Lawmakers are calling on House leadership to keep members in session this week to take action on emergency funding legislation to provide military aid and humanitarian assistance to Ukraine.
Reps. August Pfluger (R-Texas), Victoria Spartz (R-Ind.) and J. Luis Correa (D-Calif.) made the request in a letter to Speaker Nancy Pelosi (D-Calif.) and House Minority Leader Kevin McCarthy (R-Calif.) on Wednesday. The House was scheduled to leave for the weekend on Thursday.
“Although we are heartbroken by these images, we have watched the Ukrainian people stand resiliently against this act of aggression. These people are taking a stand for freedom, boldly demonstrating that freedom is worth fighting for,” they wrote. “Members of this body must show the world that this nation will always stand firmly with our allies and strategic partners in their time of need.”
“For these reasons, we implore you to keep the House in session so that this body can debate and vote as expeditiously as possible on a standalone supplemental package that will provide vital military aid and humanitarian assistance to Ukraine,” they continued. “By working together to craft this standalone package, we can send a clear message to the world that our nation will not tolerate tyranny in any form.”
The Hill has reached out to the offices of Pelosi and McCarthy for comment.
As a practical matter, the timing of the vote on the new Ukraine aid is largely inconsequential. The Biden administration is already sending aid in all forms to Ukraine — military and humanitarian — and the additional allocations will simply go to backfill those coffers.
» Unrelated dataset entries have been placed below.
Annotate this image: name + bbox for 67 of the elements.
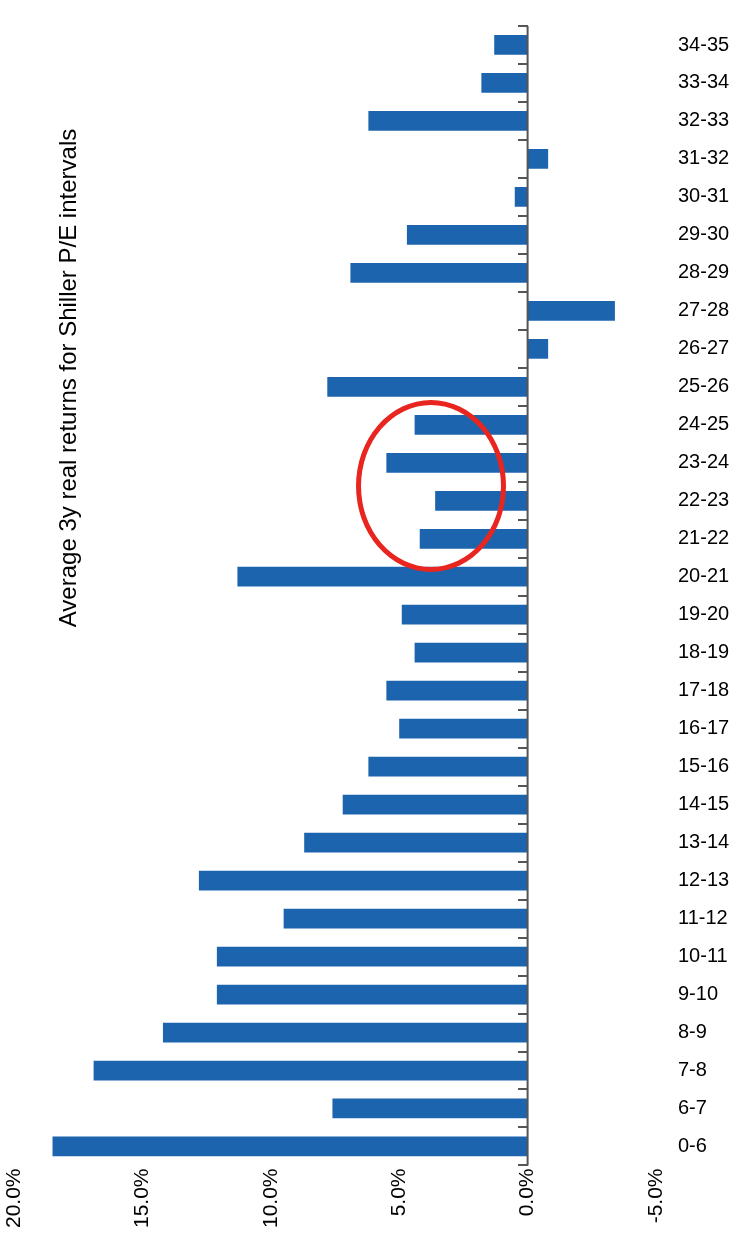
- bar: [52, 1136, 528, 1157]
- y-tick-label: 14-15: [678, 792, 730, 815]
- y-tick-label: 8-9: [678, 1020, 707, 1043]
- bar: [401, 604, 528, 625]
- y-tick-label: 12-13: [678, 868, 730, 891]
- x-tick-label: 0.0%: [514, 1168, 538, 1217]
- bar: [198, 870, 528, 891]
- bar: [481, 73, 528, 93]
- bar: [162, 1022, 528, 1043]
- bar: [327, 376, 528, 397]
- y-tick-label: 25-26: [678, 374, 730, 397]
- bar: [332, 1098, 528, 1119]
- bar: [237, 566, 528, 587]
- bar: [93, 1060, 528, 1081]
- y-tick-label: 27-28: [678, 298, 730, 321]
- y-tick-label: 17-18: [678, 678, 730, 701]
- bar: [414, 642, 528, 663]
- bar: [216, 984, 528, 1005]
- bar: [527, 300, 615, 321]
- y-tick-label: 26-27: [678, 336, 730, 359]
- bar: [368, 111, 528, 131]
- y-tick-label: 15-16: [678, 754, 730, 777]
- bar: [368, 756, 528, 777]
- y-tick-label: 21-22: [678, 526, 730, 549]
- y-tick-label: 18-19: [678, 640, 730, 663]
- bar: [283, 908, 528, 929]
- y-tick-label: 9-10: [678, 982, 719, 1005]
- y-tick-label: 33-34: [678, 70, 730, 93]
- bar: [399, 718, 528, 739]
- y-tick-label: 28-29: [678, 260, 730, 283]
- bar: [406, 225, 528, 245]
- bar: [216, 946, 528, 967]
- x-tick-label: 5.0%: [386, 1168, 409, 1217]
- y-tick-label: 13-14: [678, 830, 730, 853]
- y-tick-label: 31-32: [678, 146, 730, 169]
- y-tick-label: 32-33: [678, 108, 730, 131]
- bar: [435, 490, 528, 511]
- text: Average 3y real returns for Shiller P/E intervals: [54, 128, 82, 628]
- bar: [386, 680, 528, 701]
- bar: [494, 35, 528, 55]
- y-tick-label: 29-30: [678, 222, 730, 245]
- x-tick-label: 20.0%: [0, 1168, 24, 1228]
- bar: [527, 338, 549, 359]
- x-tick-label: 10.0%: [257, 1168, 281, 1228]
- y-tick-label: 10-11: [678, 944, 728, 967]
- y-tick-label: 19-20: [678, 602, 730, 625]
- y-tick-label: 22-23: [678, 488, 730, 511]
- y-tick-label: 34-35: [678, 32, 730, 55]
- y-tick-label: 6-7: [678, 1096, 707, 1118]
- bar: [527, 149, 549, 169]
- y-tick-label: 20-21: [678, 564, 730, 587]
- bar: [419, 528, 528, 549]
- y-tick-label: 7-8: [678, 1058, 707, 1081]
- y-tick-label: 24-25: [678, 412, 730, 435]
- bar: [386, 452, 528, 473]
- y-tick-label: 11-12: [678, 906, 728, 929]
- bar: [514, 187, 528, 207]
- y-tick-label: 23-24: [678, 450, 730, 473]
- bar: [304, 832, 528, 853]
- x-tick-label: 15.0%: [129, 1168, 153, 1228]
- bar: [342, 794, 528, 815]
- bar: [414, 414, 528, 435]
- x-tick-label: -5.0%: [642, 1168, 666, 1224]
- bar: [350, 263, 528, 283]
- y-tick-label: 30-31: [678, 184, 730, 207]
- y-tick-label: 16-17: [678, 716, 730, 739]
- y-tick-label: 0-6: [678, 1133, 707, 1156]
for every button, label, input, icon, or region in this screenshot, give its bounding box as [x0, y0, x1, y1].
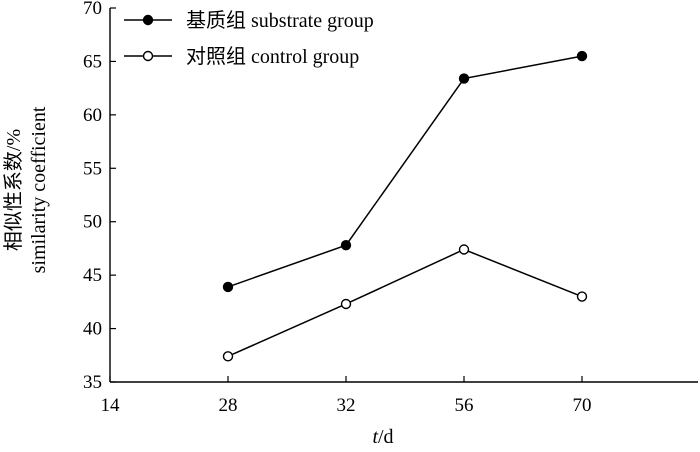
series-1-point	[458, 73, 470, 84]
series-1-point	[576, 50, 588, 62]
x-tick-label: 28	[219, 395, 238, 416]
legend-label-1: 基质组 substrate group	[186, 9, 374, 32]
series-2-point	[340, 298, 352, 310]
y-tick-label: 45	[83, 265, 102, 286]
y-tick-label: 35	[83, 372, 102, 393]
legend: 基质组 substrate group 对照组 control group	[124, 9, 374, 68]
x-tick-label: 56	[455, 395, 474, 416]
y-tick-label: 50	[83, 212, 102, 233]
x-tick-label: 70	[573, 395, 592, 416]
y-axis-title-en: similarity coefficient	[28, 106, 50, 273]
y-tick-label: 60	[83, 105, 102, 126]
x-tick-label: 14	[101, 395, 121, 416]
y-tick-label: 55	[83, 158, 102, 179]
series-2-point	[576, 291, 588, 302]
x-tick-label: 32	[337, 395, 356, 416]
series-1-point	[340, 240, 352, 251]
y-ticks: 35 40 45 50 55 60 65 70	[83, 0, 116, 393]
series-1-point	[222, 281, 234, 293]
x-ticks: 14 28 32 56 70	[101, 376, 592, 416]
legend-label-2: 对照组 control group	[186, 45, 359, 68]
series-2-point	[222, 351, 234, 362]
series-line-2	[227, 248, 583, 358]
x-axis-title: t/d	[372, 426, 393, 448]
y-axis-title-zh: 相似性系数/%	[2, 129, 25, 251]
y-tick-label: 40	[83, 319, 102, 340]
axes	[109, 8, 698, 383]
y-tick-label: 65	[83, 51, 102, 72]
legend-marker-2	[142, 50, 154, 62]
series-line-1	[227, 55, 583, 288]
legend-marker-1	[142, 14, 154, 26]
series-2-point	[458, 244, 470, 255]
y-tick-label: 70	[83, 0, 102, 19]
series-group	[222, 50, 588, 362]
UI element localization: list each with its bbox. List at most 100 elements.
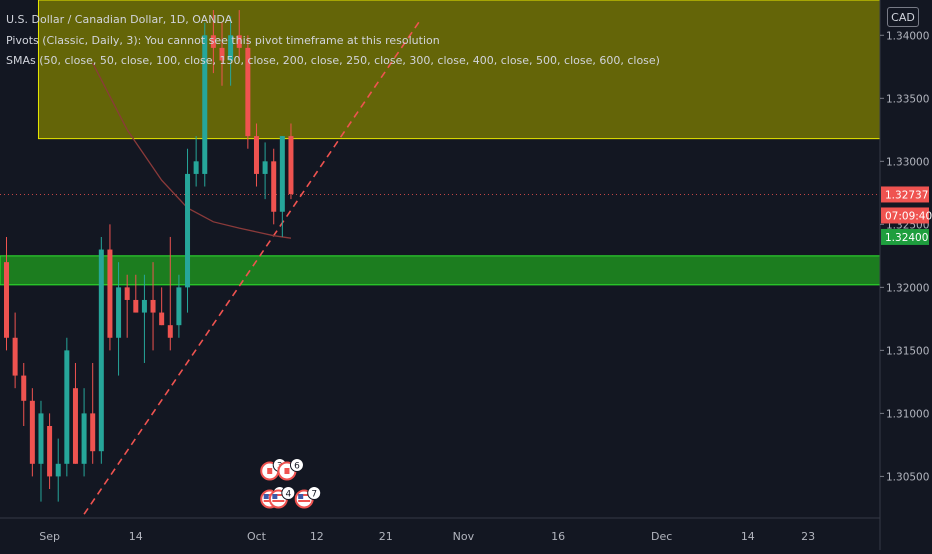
supply-zone[interactable]: [37, 0, 881, 140]
candle-body: [219, 47, 225, 61]
currency-button[interactable]: CAD: [887, 7, 919, 27]
candle[interactable]: [193, 136, 199, 187]
candle-body: [167, 325, 173, 338]
candle[interactable]: [72, 362, 78, 464]
candle[interactable]: [167, 236, 173, 351]
candle[interactable]: [253, 123, 259, 187]
events-layer: 36547: [260, 458, 322, 509]
zones-layer: [0, 0, 881, 286]
candle[interactable]: [159, 287, 165, 326]
candle[interactable]: [288, 123, 294, 200]
event-count-badge: [289, 458, 304, 472]
candle[interactable]: [81, 388, 87, 477]
candle[interactable]: [210, 10, 216, 74]
flag-stripe: [263, 494, 276, 496]
candle-body: [202, 35, 208, 174]
candle[interactable]: [38, 400, 44, 502]
flag-canton: [298, 494, 304, 499]
time-tick-label: 16: [551, 530, 565, 543]
event-count: 7: [311, 490, 317, 500]
flag-stripe: [272, 494, 285, 496]
price-tick-label: 1.33000: [886, 156, 929, 168]
level-price-label[interactable]: 1.32400: [881, 228, 929, 245]
event-marker-us[interactable]: 7: [294, 486, 322, 509]
level-price-label-bg: [881, 228, 929, 245]
candle[interactable]: [64, 337, 70, 477]
flag-stripe: [298, 494, 311, 496]
event-count-badge: [307, 486, 322, 500]
last-price-label[interactable]: 1.32737: [881, 186, 929, 203]
trendline[interactable]: [83, 19, 421, 515]
event-count: 6: [294, 462, 300, 472]
candle-body: [21, 375, 27, 401]
candle-body: [228, 35, 234, 61]
candle-body: [150, 299, 156, 313]
candle[interactable]: [21, 362, 27, 426]
time-tick-label: Oct: [247, 530, 267, 543]
candle-body: [55, 463, 61, 477]
time-tick-label: 23: [801, 530, 815, 543]
candle[interactable]: [98, 236, 104, 464]
candle-body: [12, 337, 18, 376]
flag-canton: [272, 494, 278, 499]
candle-body: [4, 262, 9, 338]
candle[interactable]: [245, 35, 251, 149]
event-count: 4: [285, 490, 291, 500]
candle-body: [193, 161, 199, 174]
candle[interactable]: [141, 274, 147, 363]
candle[interactable]: [107, 224, 113, 351]
countdown-label-text: 07:09:40: [885, 210, 932, 222]
time-tick-label: Nov: [453, 530, 475, 543]
candle-body: [176, 287, 182, 326]
flag-canton: [263, 494, 269, 499]
candle-body: [29, 400, 35, 464]
time-tick-label: Dec: [651, 530, 672, 543]
sma-layer: [92, 62, 292, 239]
candles-layer: [4, 10, 294, 502]
time-tick-label: 21: [379, 530, 393, 543]
candle-body: [210, 35, 216, 48]
candle-body: [72, 388, 78, 464]
trendline-layer: [0, 19, 880, 515]
candle[interactable]: [279, 136, 285, 237]
candle[interactable]: [236, 10, 242, 61]
event-marker-us[interactable]: 4: [268, 486, 296, 509]
last-price-label-text: 1.32737: [885, 189, 928, 201]
candle-body: [245, 47, 251, 137]
candle[interactable]: [219, 22, 225, 86]
candle[interactable]: [176, 274, 182, 338]
price-tick-label: 1.30500: [886, 471, 929, 483]
last-price-label-bg: [881, 186, 929, 203]
candle[interactable]: [116, 262, 122, 376]
candle[interactable]: [185, 148, 191, 313]
candle-body: [271, 161, 277, 212]
candle[interactable]: [133, 274, 139, 313]
demand-zone[interactable]: [0, 255, 881, 286]
candle[interactable]: [150, 262, 156, 351]
level-price-label-text: 1.32400: [885, 232, 928, 244]
candle-body: [124, 287, 130, 300]
candle-body: [116, 287, 122, 338]
candle[interactable]: [90, 362, 96, 464]
candle[interactable]: [47, 413, 53, 490]
price-tick-label: 1.33500: [886, 93, 929, 105]
flag-stripe: [298, 500, 311, 502]
candle-body: [262, 161, 268, 174]
candle[interactable]: [202, 22, 208, 187]
candle-body: [133, 299, 139, 313]
candle[interactable]: [262, 142, 268, 200]
sma-line[interactable]: [92, 62, 292, 239]
candle[interactable]: [12, 312, 18, 389]
event-marker-ca[interactable]: 6: [277, 458, 304, 481]
candle[interactable]: [29, 388, 35, 477]
price-tick-label: 1.32000: [886, 282, 929, 294]
candle[interactable]: [228, 16, 234, 86]
countdown-label[interactable]: 07:09:40: [881, 207, 932, 224]
candle[interactable]: [4, 236, 9, 351]
candle-body: [47, 425, 53, 477]
candle[interactable]: [124, 274, 130, 338]
candle[interactable]: [271, 148, 277, 225]
candle[interactable]: [55, 438, 61, 502]
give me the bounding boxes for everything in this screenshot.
“The president is already moving though his executive authority to send weapons and to send humanitarian aid,” said Rep. Adam Smith (D-Wash.), chairman of the House Armed Services Committee. “A lot of this money is going to be backfilling what we’ve already done, and then there will be more going forward.”
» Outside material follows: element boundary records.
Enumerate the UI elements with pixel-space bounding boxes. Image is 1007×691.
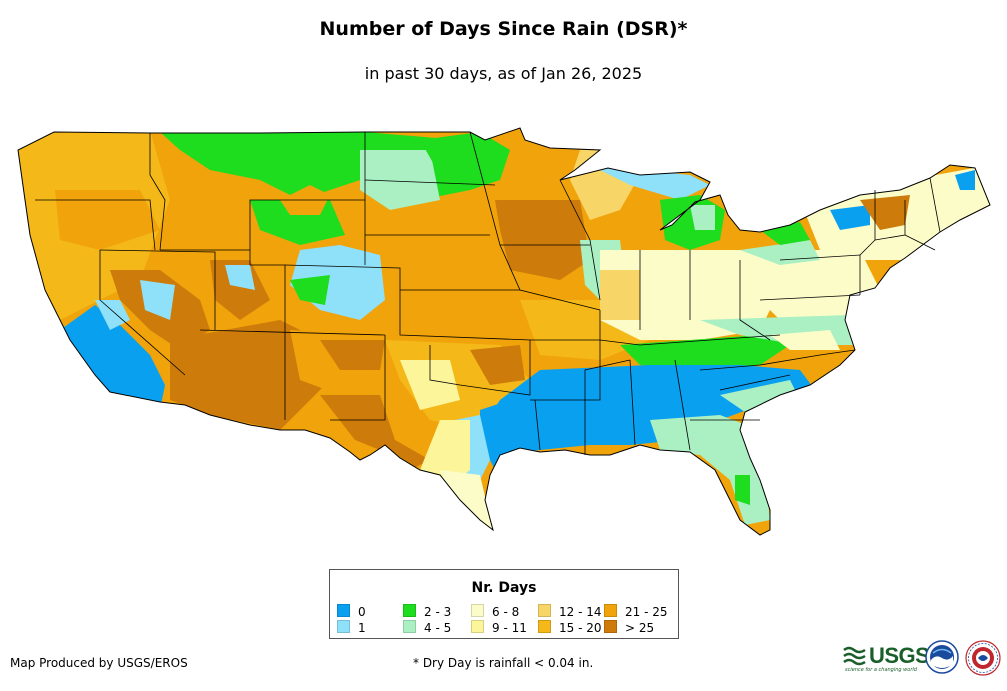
legend-item-label: 4 - 5 <box>424 621 452 635</box>
credit-text: Map Produced by USGS/EROS <box>10 656 188 670</box>
legend-item-9-11: 9 - 11 <box>471 620 527 635</box>
us-dsr-map <box>17 127 991 536</box>
dry-day-note: * Dry Day is rainfall < 0.04 in. <box>413 656 594 670</box>
dsr-region-southern-california <box>60 305 165 410</box>
usgs-wordmark: USGS <box>869 643 930 668</box>
dsr-region-new-mexico-dry <box>320 340 385 370</box>
legend-item-label: 12 - 14 <box>559 605 602 619</box>
legend-item-over-25: > 25 <box>604 620 655 635</box>
dsr-region-arizona <box>170 320 330 430</box>
dsr-region-north-dakota-east <box>420 132 510 190</box>
dsr-region-south-texas <box>440 470 493 530</box>
dsr-region-new-york-north <box>830 205 870 230</box>
legend-swatch <box>538 620 551 633</box>
legend-item-15-20: 15 - 20 <box>538 620 602 635</box>
legend-item-21-25: 21 - 25 <box>604 604 668 619</box>
legend-swatch <box>604 604 617 617</box>
legend-item-2-3: 2 - 3 <box>403 604 452 619</box>
map-subtitle: in past 30 days, as of Jan 26, 2025 <box>364 64 643 83</box>
dsr-raster <box>18 128 990 535</box>
dsr-region-virginia-mid <box>770 330 840 350</box>
legend: Nr. Days 0 1 2 - 3 4 - 5 6 - 8 9 - 11 12… <box>329 569 679 639</box>
dsr-region-florida-green <box>735 475 750 505</box>
legend-item-label: 2 - 3 <box>424 605 452 619</box>
noaa-logo-icon <box>925 640 959 674</box>
legend-item-label: 9 - 11 <box>492 621 527 635</box>
legend-item-label: 21 - 25 <box>625 605 668 619</box>
usgs-wave-icon <box>843 646 866 666</box>
legend-item-label: 1 <box>358 621 366 635</box>
legend-swatch <box>403 604 416 617</box>
map-title: Number of Days Since Rain (DSR)* <box>319 18 688 40</box>
dsr-region-dakotas <box>360 150 440 210</box>
dsr-region-illinois <box>600 270 640 320</box>
dsr-region-appalachia <box>700 250 880 320</box>
dsr-region-west-texas <box>320 395 430 470</box>
legend-item-1: 1 <box>337 620 366 635</box>
legend-swatch <box>337 620 350 633</box>
dsr-region-central-california <box>95 300 130 330</box>
usgs-tagline: science for a changing world <box>845 667 917 673</box>
legend-swatch <box>337 604 350 617</box>
legend-swatch <box>604 620 617 633</box>
usgs-logo: USGS science for a changing world <box>843 643 930 673</box>
legend-item-4-5: 4 - 5 <box>403 620 452 635</box>
dsr-region-michigan-mint <box>690 205 715 230</box>
dsr-region-utah-light <box>225 265 255 290</box>
legend-swatch <box>471 620 484 633</box>
agency-logos: USGS science for a changing world <box>843 640 1003 680</box>
dsr-region-oklahoma-mid <box>400 360 460 410</box>
dsr-region-upper-peninsula <box>590 165 710 200</box>
legend-swatch <box>471 604 484 617</box>
dsr-region-iowa-minnesota <box>495 200 590 280</box>
legend-swatch <box>538 604 551 617</box>
nws-logo-icon <box>965 640 1001 676</box>
legend-item-0: 0 <box>337 604 366 619</box>
dsr-region-nevada-light <box>140 280 175 320</box>
legend-item-12-14: 12 - 14 <box>538 604 602 619</box>
legend-title: Nr. Days <box>471 580 537 596</box>
dsr-region-vermont <box>860 195 910 230</box>
legend-item-label: > 25 <box>625 621 655 635</box>
dsr-region-florida <box>650 415 770 525</box>
dsr-region-oregon <box>55 190 160 250</box>
legend-item-label: 0 <box>358 605 366 619</box>
dsr-region-colorado-green <box>290 275 330 305</box>
dsr-region-utah <box>210 260 270 320</box>
legend-swatch <box>403 620 416 633</box>
legend-item-label: 15 - 20 <box>559 621 602 635</box>
state-boundaries <box>17 127 991 536</box>
dsr-region-maine <box>955 170 975 190</box>
dsr-region-oklahoma-dry <box>470 345 525 385</box>
legend-item-label: 6 - 8 <box>492 605 520 619</box>
legend-item-6-8: 6 - 8 <box>471 604 520 619</box>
Pelosi offered another reason that remaining in session this weekend wouldn’t expedite the process: The legislation, she said, will require “four or five days” to draft, once a deal is reached.
“And then we take it up at the beginning of next week,” she told reporters Wednesday.
Still, the letter sends a political message that lawmakers are fighting hard to help Ukraine defend itself, even as Russian forces sit north of Kyiv, apparently poised to pounce on the Ukrainian capital.
The letter comes as the White House has called on Congress to authorize $10 billion in humanitarian, economic and security assistance for Ukraine and allies in central Europe in response to Russia’s invasion.
Of those funds, $4.8 billion would go toward the Pentagon for military assistance, and $5 billion would be allocated to the State Department and the U.S. Agency for International Development to aid to Ukraine and other allies in central Europe.